UPDATED 18:58 EST / AUGUST 07 2023

CLOUD

Kyndryl wows investors with strong earnings beat

Shares of Kyndryl Holdings Inc. jumped more than 14% in initial after-hours trading today as the information technology infrastructure services provider reported fiscal first-quarter revenues and earnings that soundly beat Wall Street estimates.

Revenue declined 2% from a year ago — 1% in constant currency — to $4.2 billion but beat analyst expectations of $4.09 billion. The net loss of $141 million, or 62 cents per diluted share, shrank from a net loss of $250 million, or $1.11 per diluted share, a year ago.

Adjusted pretax income was $47 million, an increase of $97 million compared with the adjusted pretax loss of $50 million the company reported in the prior-year period. On an adjusted basis, Kyndryl’s earnings broke even this quarter, well ahead of analyst estimates of a loss of $1.11.

‘Turning point’

“We’re relentlessly transforming our business, and this past quarter represented an important turning point,” Kyndryl Chairman and Chief Executive Officer Martin Schroeter (pictured) said in a statement. “We now expect to generate adjusted pretax profit this fiscal year and going forward. This positions us well to deliver the significant margin expansion we’ve targeted.”

Kyndryl executives were particularly bullish on the performance of Kyndryl Consult, the business advisory arm it launched last fall. “Kyndryl Consult is growing double digits and is now targeted to reach 20% of our revenue by fiscal 2027, one-third more than our original target of 15%,” Schroeter said on a call with analysts.

That’s important as Kyndryl navigates the transition from being strictly a technology company to more of a strategic consultant. “We’re engaging with customers further up the technology stack including how to implement artificial intelligence in their businesses,” Schroeter said.

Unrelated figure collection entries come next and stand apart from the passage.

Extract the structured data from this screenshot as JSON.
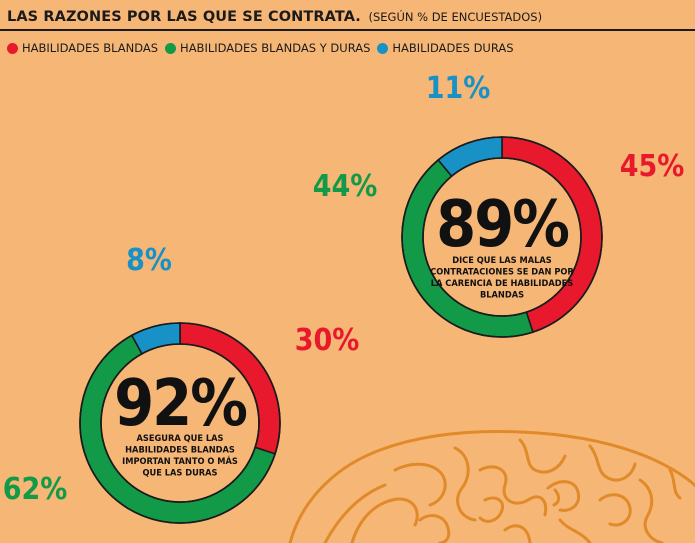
{
  "title": "LAS RAZONES POR LAS QUE SE CONTRATA.",
  "subtitle": "(SEGÚN % DE ENCUESTADOS)",
  "colors": {
    "background": "#F6B676",
    "blandas": "#E8192C",
    "ambas": "#129A48",
    "duras": "#1891C6",
    "text": "#1b1b1b",
    "brain": "#E08A2A"
  },
  "legend": [
    {
      "label": "HABILIDADES BLANDAS",
      "color": "#E8192C"
    },
    {
      "label": "HABILIDADES BLANDAS Y DURAS",
      "color": "#129A48"
    },
    {
      "label": "HABILIDADES DURAS",
      "color": "#1891C6"
    }
  ],
  "chart_data": [
    {
      "type": "pie",
      "center_value": "89%",
      "center_text": [
        "DICE QUE LAS MALAS",
        "CONTRATACIONES SE DAN POR",
        "LA CARENCIA DE HABILIDADES",
        "BLANDAS"
      ],
      "slices": [
        {
          "category": "HABILIDADES BLANDAS",
          "value": 45,
          "label": "45%",
          "color": "#E8192C"
        },
        {
          "category": "HABILIDADES BLANDAS Y DURAS",
          "value": 44,
          "label": "44%",
          "color": "#129A48"
        },
        {
          "category": "HABILIDADES DURAS",
          "value": 11,
          "label": "11%",
          "color": "#1891C6"
        }
      ]
    },
    {
      "type": "pie",
      "center_value": "92%",
      "center_text": [
        "ASEGURA QUE LAS",
        "HABILIDADES BLANDAS",
        "IMPORTAN TANTO O MÁS",
        "QUE LAS DURAS"
      ],
      "slices": [
        {
          "category": "HABILIDADES BLANDAS",
          "value": 30,
          "label": "30%",
          "color": "#E8192C"
        },
        {
          "category": "HABILIDADES BLANDAS Y DURAS",
          "value": 62,
          "label": "62%",
          "color": "#129A48"
        },
        {
          "category": "HABILIDADES DURAS",
          "value": 8,
          "label": "8%",
          "color": "#1891C6"
        }
      ]
    }
  ]
}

“It’s only natural for consulting to give way to the implementation of change and the services that go with it,” said Chief Financial Officer David Wyshner. “Kyndryl Consulting sits at the heart of some of our strategic work because it has so many attributes that are attractive.”

Adjusted earnings before interest, taxes, depreciation and amortization, which is an important indicator of underlying financial health, increased 25%, to $612 million. Kyndryl raised its fiscal 2024 adjusted margin outlook to about 14% from earlier projections of between 12% and 13% and said it now expects its fiscal 2024 adjusted pretax income to be at least $100 million.

The company also reaffirmed its constant-currency revenue outlook and its fiscal 2024 targets for its so-called “three-A” initiatives: alliances, advanced delivery and accounts. It said it’s continuing to make progress in its ongoing efforts to shed unprofitable accounts that were a legacy of its previous ownership by IBM Corp. That program has delivered more than $300 million of annualized benefits and is well on track to achieve or exceed the full-year $400 million goal, the company said.

“We continue to sign new business and renewals with meaningfully higher margins than our pre-spin, legacy contracts,” Wyshner said.  He predicted that 85% of Kyndryl’s 2027 revenue will be from contracts signed after the spinoff. “We are eager for the high-margin flywheel we’ve started to turn to gain momentum,” he said.

On the three-A initiatives, Kyndryl said it recognized more than $80 million in revenue tied to cloud hyperscale alliances and is on track to meet its hyperscale revenue target of more than $300 million for the fiscal year 2024. It also redeployed more than 6,500 employees to pursue new revenue streams while using attrition to generate annualized savings of about $375 million on a full-year target of $450 million.